Several strategies in process engineering have been developed to improve product quality and attributes. Glucosamine and uridine supplementation into CHO cell culture has led to an elevated level of intracellular UDP-GlcNAc and enhanced glycan antennarity [73]. Addition of CMP-Neu5Ac precursor, N-acetylmannosamine (ManNAc), can improve sialylation of IFN-gamma [76]. Feeding specific lipid supplements to cultures has been found to reduce the deterioration in site occupancy of IFN-gamma during batch culture [74]. OST enzyme requires manganese for maximal activity, therefore supplement with additional manganese or iron can increase glycan site occupancy of human tissue plasminogen activator [75]. Manganese addition to the production process of human EPO can also increase galactosylation and reduce lower sialylated fraction [226]. Decreasing culture temperature from 37°C to 33°C or 31°C, and adding butyrate or thyroid hormones, can increase glycan occupancy rate. Both butyrate addition and lowering temperatures decrease cell growth and therefore slow down the protein elongation rate which increases the exposure time of glycan site to OST enzyme in ER. Trace amount of metals affects glycosylation. Addition of copper (II) chloride is found to increase sialic acid content [218, 227]. To generate nonfucosylated oligomannose modified antibody, Zhou et al. added a potent α-mannosidase I inhibitor, kifunensine, to CHO cells for 11 days in batch culture [77]. The resulting antibody shows a greater affinity to FcγRIIIA, a higher ADCC activity, a lower binding to C1q, and a lower CDC activity. Glycation is a source of heterogeneity for recombinant therapeutic proteins. Yuk and coworkers demonstrate that by lowering the concentration of glucose from 6 g/L down to 3 g/L, >40% reduction in glycation is observed [78]. A >80% reduction is further generated with a fully continuous glucose fed at ~1 g/L.
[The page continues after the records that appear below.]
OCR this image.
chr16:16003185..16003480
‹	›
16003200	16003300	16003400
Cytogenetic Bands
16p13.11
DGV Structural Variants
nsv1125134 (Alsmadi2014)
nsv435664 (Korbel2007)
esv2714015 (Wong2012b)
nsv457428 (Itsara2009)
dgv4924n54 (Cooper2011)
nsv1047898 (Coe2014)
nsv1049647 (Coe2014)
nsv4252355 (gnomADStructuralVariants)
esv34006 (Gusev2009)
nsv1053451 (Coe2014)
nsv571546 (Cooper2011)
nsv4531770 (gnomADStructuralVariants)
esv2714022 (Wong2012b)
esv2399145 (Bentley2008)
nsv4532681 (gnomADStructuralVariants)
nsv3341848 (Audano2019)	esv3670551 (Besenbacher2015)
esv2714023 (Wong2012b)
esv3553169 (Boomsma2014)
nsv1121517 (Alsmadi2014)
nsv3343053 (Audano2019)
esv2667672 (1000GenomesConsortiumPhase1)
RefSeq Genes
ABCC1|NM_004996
7. Conclusions and Perspectives

The importance of protein modifications and their underlying mechanisms has become a core and focus of both industrial and basic research investigations. They can potentially affect protein production level, stability, pharmacokinetics/pharmacodynamics parameters, and immunogenicity. The functional and safety consequences of any of these modifications to a therapeutic protein must be evaluated on an individual protein basis. Advances in understanding the relationship between modification structure and function have enabled the rational designs to enhance specific functional features as demonstrated by the studies previously mentioned. Also this knowledge contributes to imposing strategic bioprocessing controls to ensure consistency of product quality. While glycosylation represents the most widespread and complex modification, other protein modifications such as phosphorylation and sulfation attract increasing attentions in recent years. Knowledge gaps remain for the understanding of the biology of these modifications. A recent report on the draft genome sequence of an ancestral CHO line [228] opens a new door for feasibly manipulating gene products involved in protein modification pathways. A further fundamental understanding of therapeutic protein modifications will culminate in the development of many new generations of biopharmaceutical products with preselected modifications and enhanced properties.

Acknowledgments

The authors would like to thank Ronald Kriz and Will Somers for critical reading of the paper. They would also like to apologize to all research groups whose work could not be included due to space and scope limitations.